Step 2: Write Spark SQL code:

from pyspark.sql import SparkSession
from pyspark.sql.types import *
import os
import sqlite3


os.environ['HADOOP_HOME']='C:\\hadoop'
spark=SparkSession.builder.master('local').config('spark.jars.packages','mysql:mysql-connector-java:5.1.44,com.databricks:spark-xml_2.11:0.4.1').appName('demoapp').getOrCreate()
print(spark)

# A JSON dataset is pointed to by path.
# The path can be either a single text file or a directory storing text files
Path="C:\\Users\\cloudvikas\\Downloads\\example_2.json"
df1=spark.read.json(path)

# The inferred schema can be visualized using the printSchema() method

df1.printSchema()

# Creates a temporary view using the DataFrame

df1.createOrReplaceTempView("student")
# SQL statements can be run by using the sql methods provided by spark

data1=spark.sql("select * from student")
data1.show()

Step 3: Execute this script :

We are executing in pycharm:

There is an issue found while executing:

Issue is related to json file.

Since Spark 2.3, the queries from raw JSON/CSV files are disallowed when the referenced columns only include the internal corrupt record column.We must keep data in single line when we are using json file.

Reason:Spark while processing json data considers each new line as a complete json.

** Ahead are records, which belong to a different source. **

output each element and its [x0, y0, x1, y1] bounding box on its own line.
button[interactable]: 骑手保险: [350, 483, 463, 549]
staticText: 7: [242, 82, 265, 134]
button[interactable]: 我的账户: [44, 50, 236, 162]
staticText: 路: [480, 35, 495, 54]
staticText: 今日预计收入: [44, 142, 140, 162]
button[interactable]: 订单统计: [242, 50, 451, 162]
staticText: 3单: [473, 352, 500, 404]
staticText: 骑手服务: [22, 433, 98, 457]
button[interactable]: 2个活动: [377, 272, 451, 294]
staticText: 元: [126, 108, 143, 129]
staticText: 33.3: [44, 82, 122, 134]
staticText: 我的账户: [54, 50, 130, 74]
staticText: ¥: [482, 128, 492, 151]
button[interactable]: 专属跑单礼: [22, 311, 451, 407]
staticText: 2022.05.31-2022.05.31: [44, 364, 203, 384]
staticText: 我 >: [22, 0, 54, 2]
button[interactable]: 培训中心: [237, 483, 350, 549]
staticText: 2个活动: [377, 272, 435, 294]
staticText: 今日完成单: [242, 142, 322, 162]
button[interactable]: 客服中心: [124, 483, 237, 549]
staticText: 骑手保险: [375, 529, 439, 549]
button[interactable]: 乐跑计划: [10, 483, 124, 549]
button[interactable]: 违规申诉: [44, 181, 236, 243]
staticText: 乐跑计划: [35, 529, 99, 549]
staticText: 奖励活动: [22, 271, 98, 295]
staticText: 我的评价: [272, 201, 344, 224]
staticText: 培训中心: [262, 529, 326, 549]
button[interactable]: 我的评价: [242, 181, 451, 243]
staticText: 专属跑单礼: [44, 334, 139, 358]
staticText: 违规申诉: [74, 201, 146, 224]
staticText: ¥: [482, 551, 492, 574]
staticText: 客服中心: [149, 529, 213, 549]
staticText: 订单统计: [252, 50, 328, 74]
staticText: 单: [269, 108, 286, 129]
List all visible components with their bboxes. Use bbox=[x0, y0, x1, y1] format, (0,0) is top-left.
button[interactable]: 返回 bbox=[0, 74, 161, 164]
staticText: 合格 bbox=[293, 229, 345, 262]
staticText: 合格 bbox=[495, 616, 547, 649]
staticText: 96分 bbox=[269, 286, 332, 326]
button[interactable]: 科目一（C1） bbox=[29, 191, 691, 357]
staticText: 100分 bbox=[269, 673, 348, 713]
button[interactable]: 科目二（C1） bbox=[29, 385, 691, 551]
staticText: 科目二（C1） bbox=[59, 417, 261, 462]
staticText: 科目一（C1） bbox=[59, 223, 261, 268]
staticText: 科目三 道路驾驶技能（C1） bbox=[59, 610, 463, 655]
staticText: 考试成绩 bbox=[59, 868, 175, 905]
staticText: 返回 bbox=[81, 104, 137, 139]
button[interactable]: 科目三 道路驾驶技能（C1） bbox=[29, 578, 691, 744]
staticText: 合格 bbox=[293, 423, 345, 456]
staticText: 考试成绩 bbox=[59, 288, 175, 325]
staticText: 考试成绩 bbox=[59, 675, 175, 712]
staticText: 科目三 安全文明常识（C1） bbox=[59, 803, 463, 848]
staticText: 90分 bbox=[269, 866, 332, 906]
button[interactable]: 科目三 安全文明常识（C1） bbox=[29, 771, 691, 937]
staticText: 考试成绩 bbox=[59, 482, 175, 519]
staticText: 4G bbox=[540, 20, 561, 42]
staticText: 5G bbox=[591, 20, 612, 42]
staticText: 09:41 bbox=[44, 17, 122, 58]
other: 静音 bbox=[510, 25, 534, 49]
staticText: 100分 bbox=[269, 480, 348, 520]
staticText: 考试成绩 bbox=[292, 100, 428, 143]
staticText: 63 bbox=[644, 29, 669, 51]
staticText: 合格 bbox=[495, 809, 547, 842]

Thus it is failing.You should keep your complete json in a single line in a compact form by removing all white spaces and newlines.

Like

{"a":{"b":1}}

If you want multiple jsons in a single file keep them like this

{"a":{"b":1}}
{"a":{"b":2}}
{"a":{"b":3}} 

Lets update file in such way:

Through notepad++ -> EDIT option->Blank operations.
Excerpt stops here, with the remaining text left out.